“Cuntayla savaşım”

Ferhat ATİK Toplum
16 Mayıs 2018 Çarşamba

Melina Mercouri’nin Yunan Cuntası tarafından vatandaşlıktan atılmasından sonra yazmaya karar verdiği hayatını anlatan hatıralarının bulunduğu, 1988 basımlı bir kitap: ‘Cuntayla Savaşım’.

Bir sanatçı, sinema oyuncusu olarak döneminin en iyileri arasına giren Mercouri’yi bu yanıyla tanımamız mümkün. Ancak onun mücadele yılları var. Kazanımla sonuçlanan mücadele yılları.

Aşığı olduğu ülkesine (Yunanistan) bağlılığı yanında, ülkesinin demokratikleşme sürecindeki acılarını da yansıtmış hatıralarına. Çünkü bu acıları birey olarak en derinden yaşayanlardan biri.

Cuntanın yıldırmak ve vazgeçirmek için tüm yakınları ile birlikte kendi üzerine kurduğu yok edici baskıdan sıyrılmayı bilecek kadar dirençli ve inançlı olması, başka bir dikkat çekici yanı olarak karşımıza çıkıyor.

***

Mercouri 1994’te öldü. Ardında acılarına ve zorluklarına rağmen, yüksek devinimli bir yaşamı yaşayarak geride bırakmış olarak ve bu bıraktıklarının yanına demokrasi mücadelesini de ekleyerek.

Ülkesinin demokrasi mücadelesinde en ön saflarda yer alan Mercouri, bu vasfı sayesinde cuntanın hedefi olmuş ve Yunan vatandaşlığından atılmıştı.

Kararın verildiği gün kendini vatandaşlıktan atan cuntanın liderini hedef alan açıklamaları tarih önünde onu haklı çıkarmakla kalmadı, kozların değişeceği günleri görmesini de sağladı.

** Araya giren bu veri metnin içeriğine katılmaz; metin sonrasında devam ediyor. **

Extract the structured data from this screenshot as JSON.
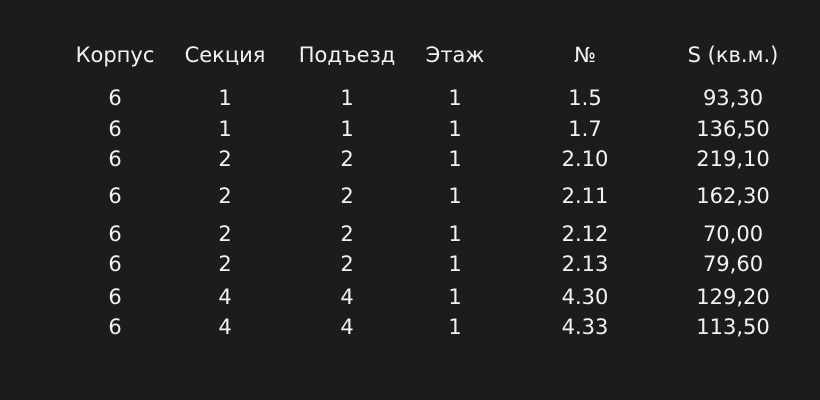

Melina, vatandaşlıktan atıldığı gün gazetecilere verdiği demeçte, “Yunanlı doğdum, Yunanlı öleceğim ama Albay Papadopulos faşist doğdu faşist ölecek” demişti.

Kitap yazıldığında Mercouri, acılarını yaşaya yaşaya geride bırakmış ve Yunanistan’ın kültür bakanı olmuştu. Aynı tarihlerde ise Albay Papadopulos, ömür boyu hapis cezasının ilk 14 yılını yatmıştı.

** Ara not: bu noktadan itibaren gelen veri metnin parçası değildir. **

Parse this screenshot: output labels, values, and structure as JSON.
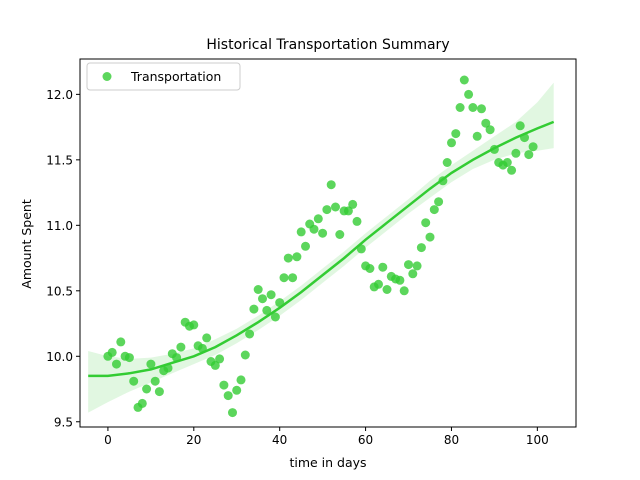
{
  "chart_data": {
    "type": "scatter",
    "title": "Historical Transportation Summary",
    "xlabel": "time in days",
    "ylabel": "Amount Spent",
    "xlim": [
      -6.5,
      109
    ],
    "ylim": [
      9.46,
      12.27
    ],
    "xticks": [
      0,
      20,
      40,
      60,
      80,
      100
    ],
    "yticks": [
      9.5,
      10.0,
      10.5,
      11.0,
      11.5,
      12.0
    ],
    "ytick_labels": [
      "9.5",
      "10.0",
      "10.5",
      "11.0",
      "11.5",
      "12.0"
    ],
    "grid": false,
    "legend_position": "top-left",
    "color": "#33cc33",
    "series": [
      {
        "name": "Transportation",
        "x": [
          0,
          1,
          2,
          3,
          4,
          5,
          6,
          7,
          8,
          9,
          10,
          11,
          12,
          13,
          14,
          15,
          16,
          17,
          18,
          19,
          20,
          21,
          22,
          23,
          24,
          25,
          26,
          27,
          28,
          29,
          30,
          31,
          32,
          33,
          34,
          35,
          36,
          37,
          38,
          39,
          40,
          41,
          42,
          43,
          44,
          45,
          46,
          47,
          48,
          49,
          50,
          51,
          52,
          53,
          54,
          55,
          56,
          57,
          58,
          59,
          60,
          61,
          62,
          63,
          64,
          65,
          66,
          67,
          68,
          69,
          70,
          71,
          72,
          73,
          74,
          75,
          76,
          77,
          78,
          79,
          80,
          81,
          82,
          83,
          84,
          85,
          86,
          87,
          88,
          89,
          90,
          91,
          92,
          93,
          94,
          95,
          96,
          97,
          98,
          99
        ],
        "y": [
          10.0,
          10.03,
          9.94,
          10.11,
          10.0,
          9.99,
          9.81,
          9.61,
          9.64,
          9.75,
          9.94,
          9.81,
          9.73,
          9.89,
          9.91,
          10.02,
          9.99,
          10.07,
          10.26,
          10.23,
          10.24,
          10.08,
          10.06,
          10.14,
          9.96,
          9.93,
          9.98,
          9.78,
          9.7,
          9.57,
          9.74,
          9.82,
          10.01,
          10.17,
          10.36,
          10.51,
          10.44,
          10.35,
          10.47,
          10.3,
          10.41,
          10.6,
          10.75,
          10.6,
          10.76,
          10.95,
          10.84,
          11.01,
          10.97,
          11.05,
          10.94,
          11.12,
          11.31,
          11.14,
          10.93,
          11.11,
          11.11,
          11.16,
          11.03,
          10.82,
          10.69,
          10.67,
          10.53,
          10.55,
          10.68,
          10.51,
          10.61,
          10.59,
          10.58,
          10.5,
          10.7,
          10.63,
          10.69,
          10.83,
          11.02,
          10.91,
          11.12,
          11.18,
          11.34,
          11.48,
          11.63,
          11.7,
          11.9,
          12.11,
          12.0,
          11.9,
          11.68,
          11.89,
          11.78,
          11.73,
          11.58,
          11.48,
          11.46,
          11.48,
          11.42,
          11.55,
          11.76,
          11.67,
          11.54,
          11.6
        ]
      }
    ],
    "regression": {
      "x": [
        -4.6,
        0,
        5,
        10,
        15,
        20,
        25,
        30,
        35,
        40,
        45,
        50,
        55,
        60,
        65,
        70,
        75,
        80,
        85,
        90,
        95,
        100,
        103.8
      ],
      "y": [
        9.85,
        9.85,
        9.87,
        9.9,
        9.95,
        10.0,
        10.07,
        10.16,
        10.26,
        10.37,
        10.49,
        10.62,
        10.75,
        10.89,
        11.02,
        11.15,
        11.28,
        11.4,
        11.5,
        11.59,
        11.67,
        11.74,
        11.79
      ],
      "ci_upper": [
        10.04,
        10.0,
        9.98,
        9.99,
        10.02,
        10.06,
        10.13,
        10.21,
        10.31,
        10.42,
        10.54,
        10.67,
        10.8,
        10.94,
        11.07,
        11.2,
        11.34,
        11.46,
        11.57,
        11.68,
        11.79,
        11.94,
        12.09
      ],
      "ci_lower": [
        9.57,
        9.65,
        9.73,
        9.8,
        9.87,
        9.94,
        10.01,
        10.1,
        10.2,
        10.31,
        10.43,
        10.56,
        10.69,
        10.83,
        10.96,
        11.09,
        11.21,
        11.33,
        11.43,
        11.5,
        11.55,
        11.57,
        11.59
      ]
    }
  }
}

Kaderin döngüsü gibi görünse de, doğrunun biricikliği ile ilgiliydi aslında yaşananlar. Biri ülkesi için mücadele etmiş, bir diğeri bu mücadelede cunta zihniyetli bir felsefe ile diktatörlük yaratmıştı.

Hakkında; sanatı, sinema oyunculuğu, bakanlığı ve mücadelesi için yazılacak daha çok şey var Mercouri’nin. Okunacak da çok şey var.

↔↔↔

Kitabın ilginç tesadüfü ise bir kütüphanede bulduğumda bir ailenin o kütüphaneye armağan ettiği bir kitap olmasıydı. İlginç olan ise, armağan eden ailenin de faili meçhul bir kayıpları olması.